Food waste has reached record levels. In the United States, an estimated 40 percent of food is thrown away. It happens at the farm, in transport, at supermarkets and in people’s homes. Last year, a study estimated that the average American family of four wastes $1,560 worth of food annually.
But there may be a simple solution to help solve the problem: clear expiration date labels. As I write in my final Smarter Food column, a new report argues that revising the convoluted system of date labels would be a simple and straightforward way to slash food waste.
“What we have now is an ineffective, ridiculous system that isn’t serving anyone,” says Dana Gunders, a staff scientist at the Natural Resources Defense Council and one of the authors of the report, set to be released Wednesday. It costs manufacturers money. It costs consumers money. It leads us to throw food away unnecessarily.”
To solve the problem, the study, co-authored by the Natural Resources Defense Council and the Harvard Food Law and Policy Clinic, suggests making sell-by dates invisible to the consumer. Those dates are designed to help retailers manage their stock; they offer no useful guidance once the consumer brings the food home. Instead, the authors recommend a uniform dating system with clear language.

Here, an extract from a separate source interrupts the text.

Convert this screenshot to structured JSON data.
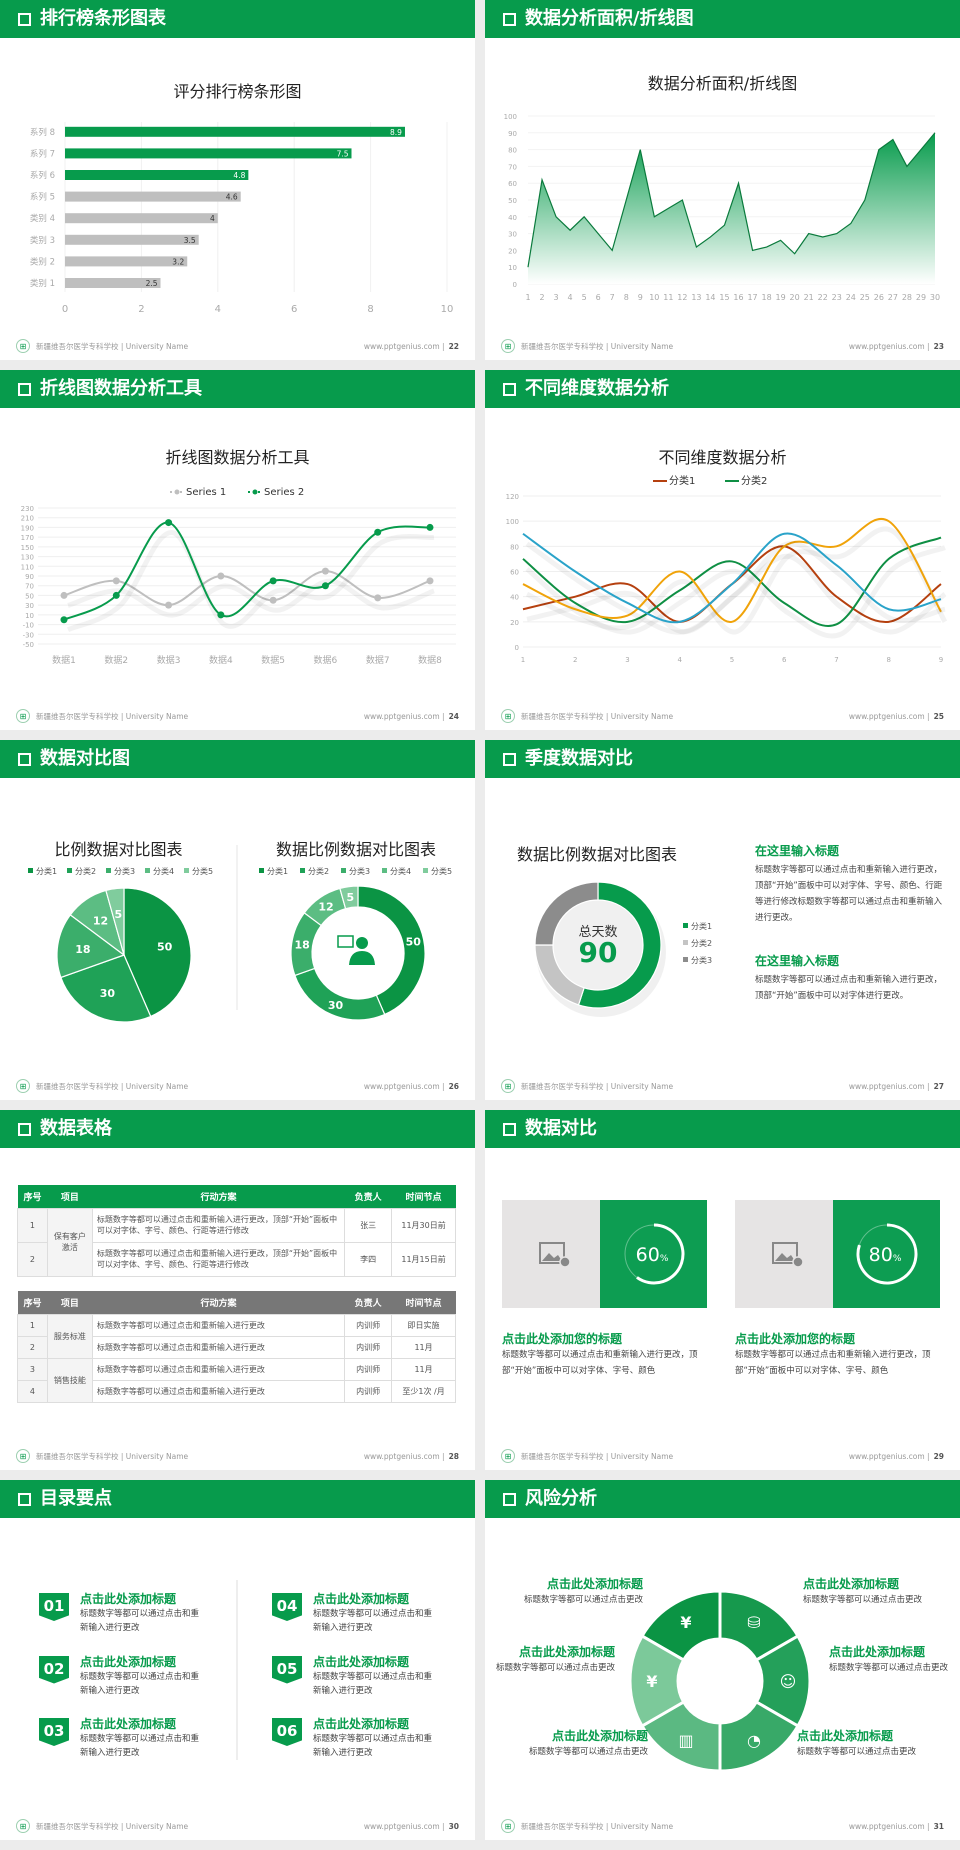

Wording such as “safe if used by” is clearer than “use by.” “Peak quality guaranteed before” is better than “best by.”
The report also suggests that dates should no longer be used on items that don’t deteriorate as much over time, such as chips, pretzels and beef jerky (which probably never goes bad). In its place, manufacturers might put the more useful “best within XX days of opening,” which would better guide consumers on how to judge the food’s freshness. The authors emphasized that any language should undergo consumer testing before being placed on packages.
What do you think? Should date-labels be changed?